The biggest danger of receiving criticism is not to your reputation, but to your heart. You feel the injustice of it and feel sorry for yourself, and it tempts you to despise not only the critic, but the entire group of people from which they come.
via Redeemer City to City.
For the longest while, I’ve been struggling with whether and how to relay a friend a penetrating criticism I received first-hand about her. Usually, I wouldn’t bother, as it’ll just be stirring the pot, but the criticism was of the sort concerning her representation of her faith. Or rather, certain bits of behaviour that appeared to the accuser to belie her claim to be of that faith.

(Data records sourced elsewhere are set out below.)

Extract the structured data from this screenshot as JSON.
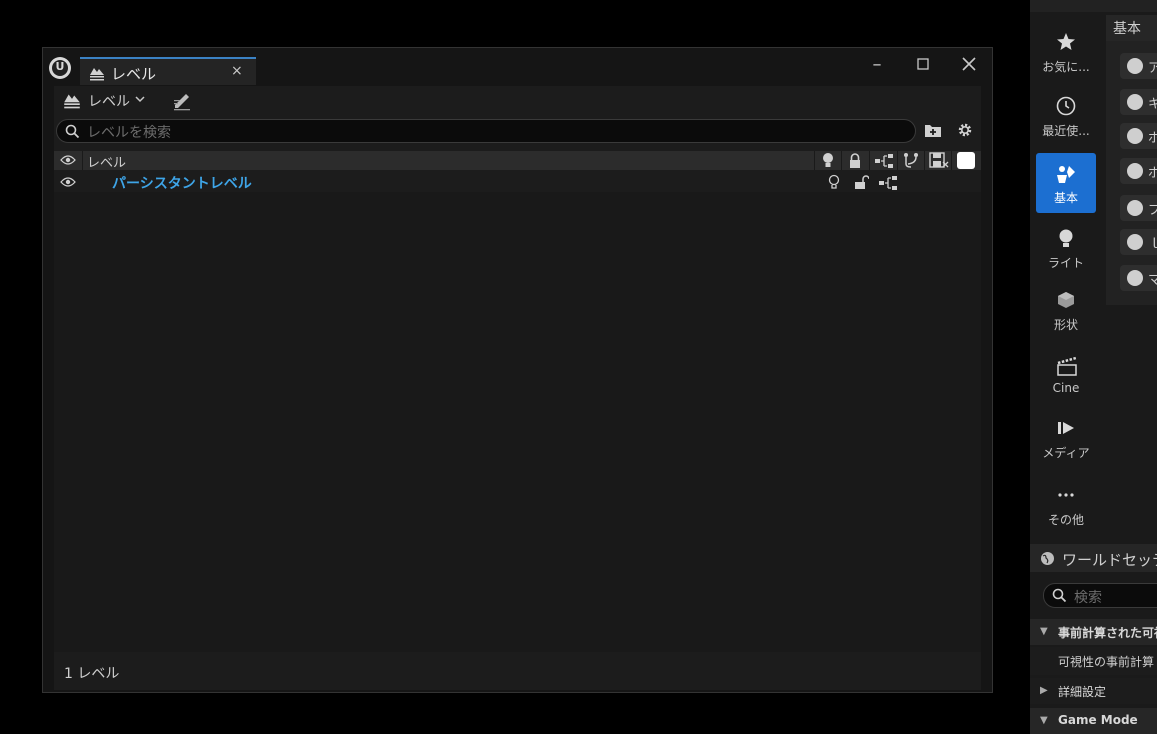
{
  "window": {
    "tab_label": "レベル",
    "tab_close": "×",
    "minimize": "–",
    "maximize": "☐",
    "close": "✕"
  },
  "toolbar": {
    "levels_menu_label": "レベル"
  },
  "search": {
    "placeholder": "レベルを検索"
  },
  "list_header": {
    "column_label": "レベル"
  },
  "levels": [
    {
      "name": "パーシスタントレベル",
      "visible": true,
      "locked": false
    }
  ],
  "footer": {
    "count_text": "1 レベル"
  },
  "place_actors": {
    "categories": [
      {
        "label": "お気に...",
        "icon": "star-icon"
      },
      {
        "label": "最近使...",
        "icon": "clock-icon"
      },
      {
        "label": "基本",
        "icon": "basic-shapes-icon",
        "active": true
      },
      {
        "label": "ライト",
        "icon": "light-bulb-icon"
      },
      {
        "label": "形状",
        "icon": "cube-icon"
      },
      {
        "label": "Cine",
        "icon": "clapper-icon"
      },
      {
        "label": "メディア",
        "icon": "media-icon"
      },
      {
        "label": "その他",
        "icon": "more-icon"
      }
    ],
    "section_title": "基本",
    "items": [
      {
        "label": "ア"
      },
      {
        "label": "キ"
      },
      {
        "label": "ポ"
      },
      {
        "label": "ポ"
      },
      {
        "label": "プ"
      },
      {
        "label": "ｌ"
      },
      {
        "label": "マ"
      }
    ]
  },
  "world_settings": {
    "title": "ワールドセッテ",
    "search_placeholder": "検索",
    "sections": [
      {
        "title": "事前計算された可視",
        "expanded": true
      },
      {
        "title": "詳細設定",
        "expanded": false
      },
      {
        "title": "Game Mode",
        "expanded": true
      }
    ],
    "property_label": "可視性の事前計算"
  },
  "colors": {
    "accent": "#1c6fd1",
    "level_name": "#3ea5e8"
  }
}
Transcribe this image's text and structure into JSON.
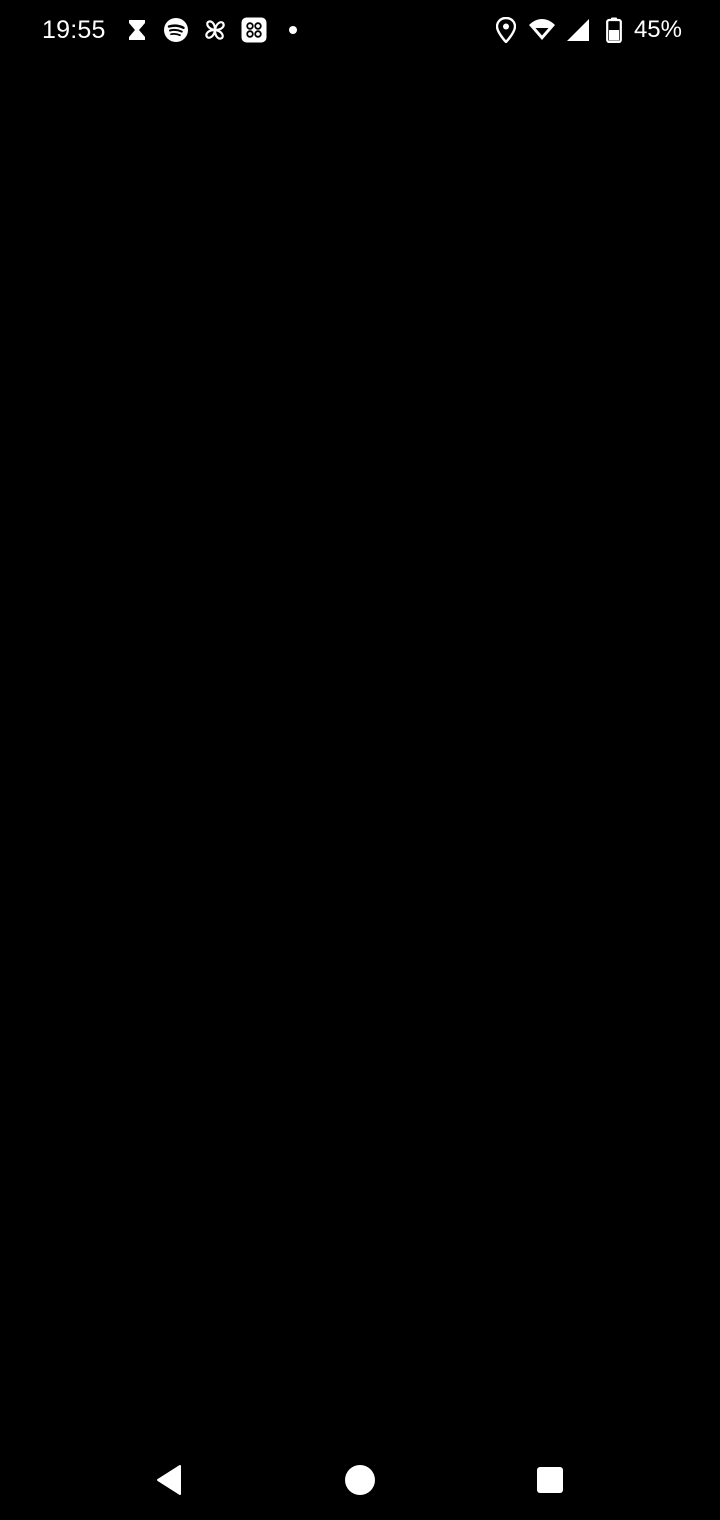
{
  "status_bar": {
    "time": "19:55",
    "left_icons": [
      "hourglass-icon",
      "spotify-icon",
      "pinwheel-icon",
      "apps-grid-icon",
      "notification-dot-icon"
    ],
    "right_icons": [
      "location-icon",
      "wifi-icon",
      "cell-signal-icon",
      "battery-icon"
    ],
    "battery_percent": "45%"
  },
  "navigation_bar": {
    "buttons": [
      "back",
      "home",
      "recents"
    ]
  },
  "colors": {
    "background": "#000000",
    "foreground": "#ffffff"
  }
}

Hearing that said about her shocked me painfully. If she could be accused of such a thing (and I could see the accuser’s “kernel of truth” — see the linked article above), then the rest of us are in dire straits indeed.
But then I remembered how we are mortal and frail and muddled to the core, and that the way our centre holds is through the convicting, healing, empowering work of the Holy Spirit. Most of the time, we pay mind only to our own business. But every now and then, we submit to His, and the light reveals the path and the salt scours the meat.
I still haven’t decided whether and how to tell. I think it might help her prune and grow, but I’m not sure if she’s strong enough. I think I’d want to know if it such a thing were said about me, but I certainly don’t have the guts to let her know right now or maybe ever. Perhaps I won’t even have to for her to reflect upon and realise how her actions could affect another’s perception of her beliefs (good lesson for me as well!).
Anyway, the thoughts in the article gave me a good perspective on this mild misery. If anyone ever accused you of anything at all, or you’ve ever felt slighted or been scornful of anyone, you might find a bit of perspective good for health.